Dizer o Direito

segunda-feira, 2 de março de 2020

Não há, por ora, previsão legal do direito à 'desaposentação' ou à ‘reaposentação’, sendo constitucional a regra do art. 18, § 2º, da Lei 8.213/91



DESAPOSENTAÇÃO E JULGAMENTO DO STF DE 2016

Conceito
A desaposentação consiste no ato do segurado de renunciar à aposentadoria que recebe a fim de que possa requerer uma nova aposentadoria, desta vez mais vantajosa, no mesmo regime previdenciário ou em outro.

Hipóteses mais comuns
O pedido de desaposentação ocorre normalmente nos casos em que a pessoa se aposenta, mas continua trabalhando e, portanto, contribuindo. Assim, este tempo de contribuição após a primeira aposentadoria, se computado, geraria um provento maior, o que justificaria a renúncia ao benefício que a pessoa estava recebendo para que pudesse formular novo pedido de aposentação.
Outra hipótese seria no caso de um aposentado pelo regime geral (INSS) que preste um concurso e, depois de anos trabalhando no cargo público concursado, requeira a renúncia do benefício no regime geral para requerer uma nova aposentadoria no regime próprio dos servidores públicos, utilizando o tempo de contribuição anterior.

Mas, se a pessoa aposentada voltar a trabalhar, deve pagar contribuição previdenciária?
SIM. O aposentado pelo Regime Geral de Previdência Social (RGPS) que estiver exercendo ou que voltar a exercer atividade remunerada é segurado obrigatório em relação a essa atividade, ficando sujeito ao pagamento de contribuição previdenciária, para fins de custeio da Seguridade Social (§ 3º do art. 11 da Lei nº 8.213/91).
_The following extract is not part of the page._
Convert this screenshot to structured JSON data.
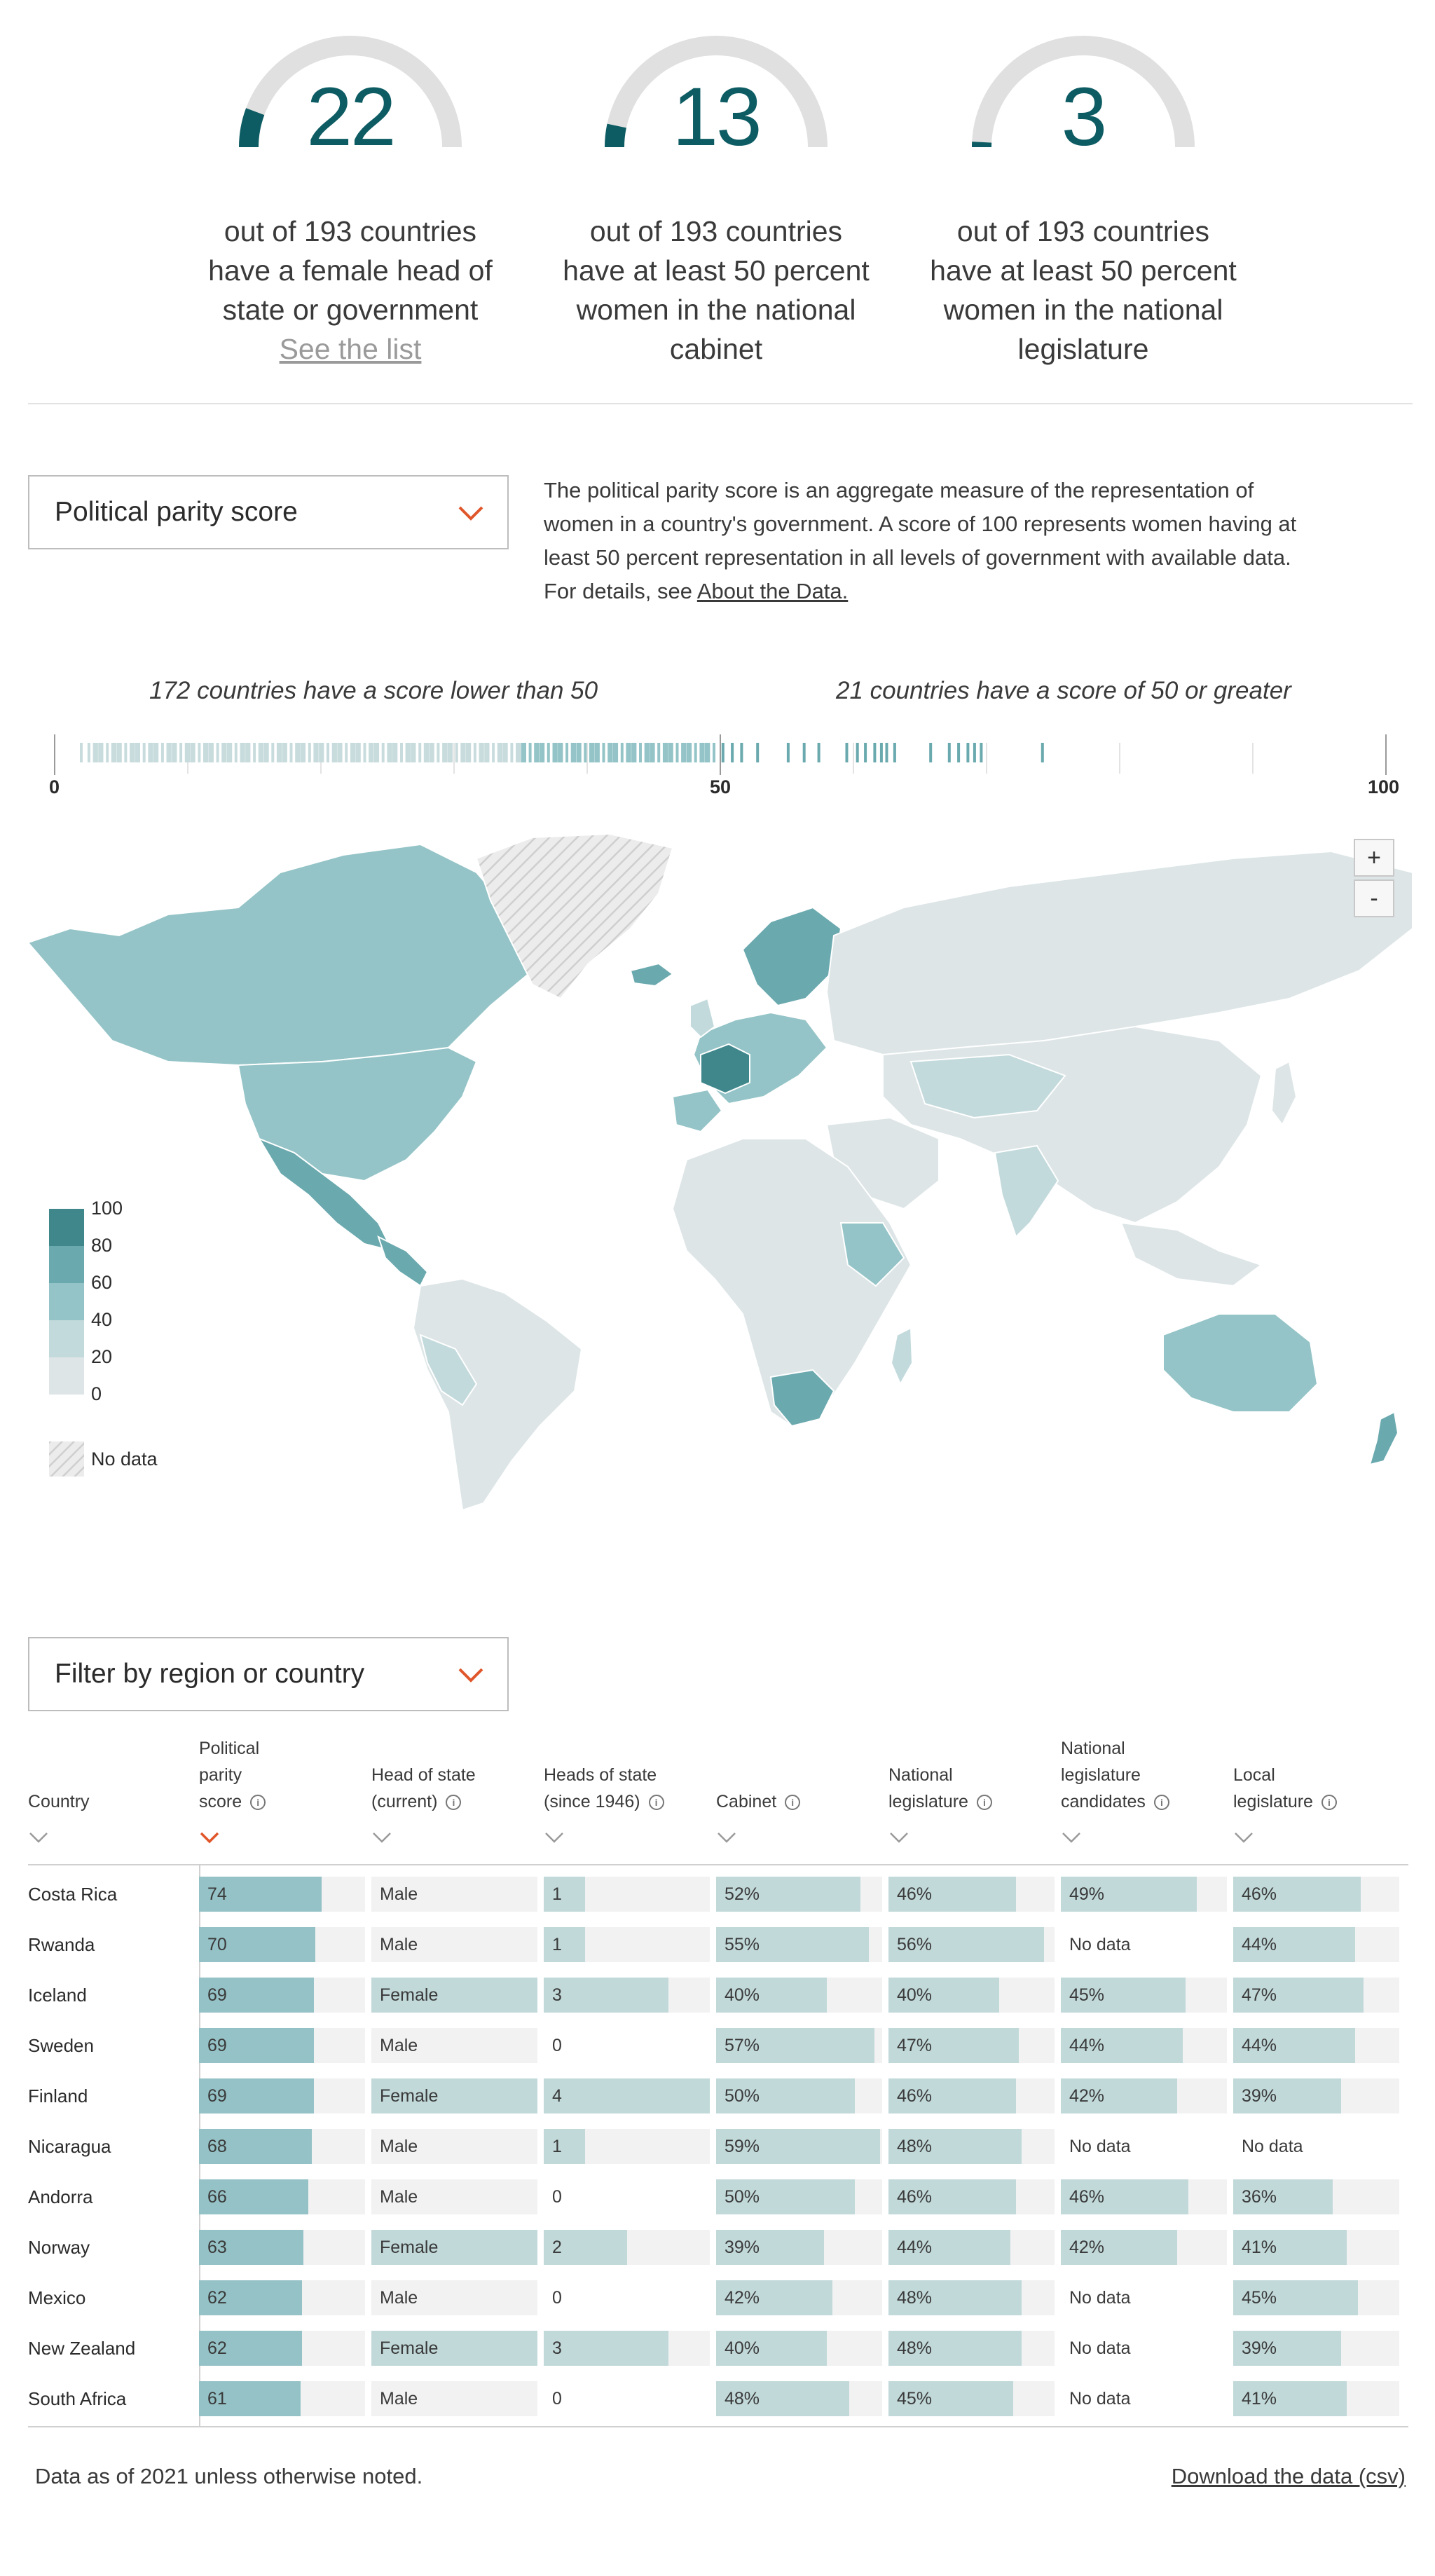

O INSS aceita o pedido de desaposentação?
NÃO. Para o INSS, a desaposentação não possui previsão legal. Ao contrário, segundo a autarquia previdenciária, a desaposentação é proibida pelo § 2º do art. 18 da Lei nº 8.213/91 e pelo art. 181-B do Regulamento da Previdência Social:

Lei nº 8.213/91:
Art. 18 (...) § 2º O aposentado pelo Regime Geral de Previdência Social – RGPS que permanecer em atividade sujeita a este Regime, ou a ele retornar, não fará jus a prestação alguma da Previdência Social em decorrência do exercício dessa atividade, exceto ao salário-família e à reabilitação profissional, quando empregado.

Decreto nº 3.048/99:
Art. 181-B. As aposentadorias por idade, tempo de contribuição e especial concedidas pela previdência social, na forma deste Regulamento, são irreversíveis e irrenunciáveis.

Assim, quando o segurado formulava requerimento administrativo de desaposentação, este era negado pelo INSS.

“Ação de desaposentação”
Como o INSS nunca admitiu administrativamente, os segurados passaram a ajuizar ações judiciais postulando a desaposentação.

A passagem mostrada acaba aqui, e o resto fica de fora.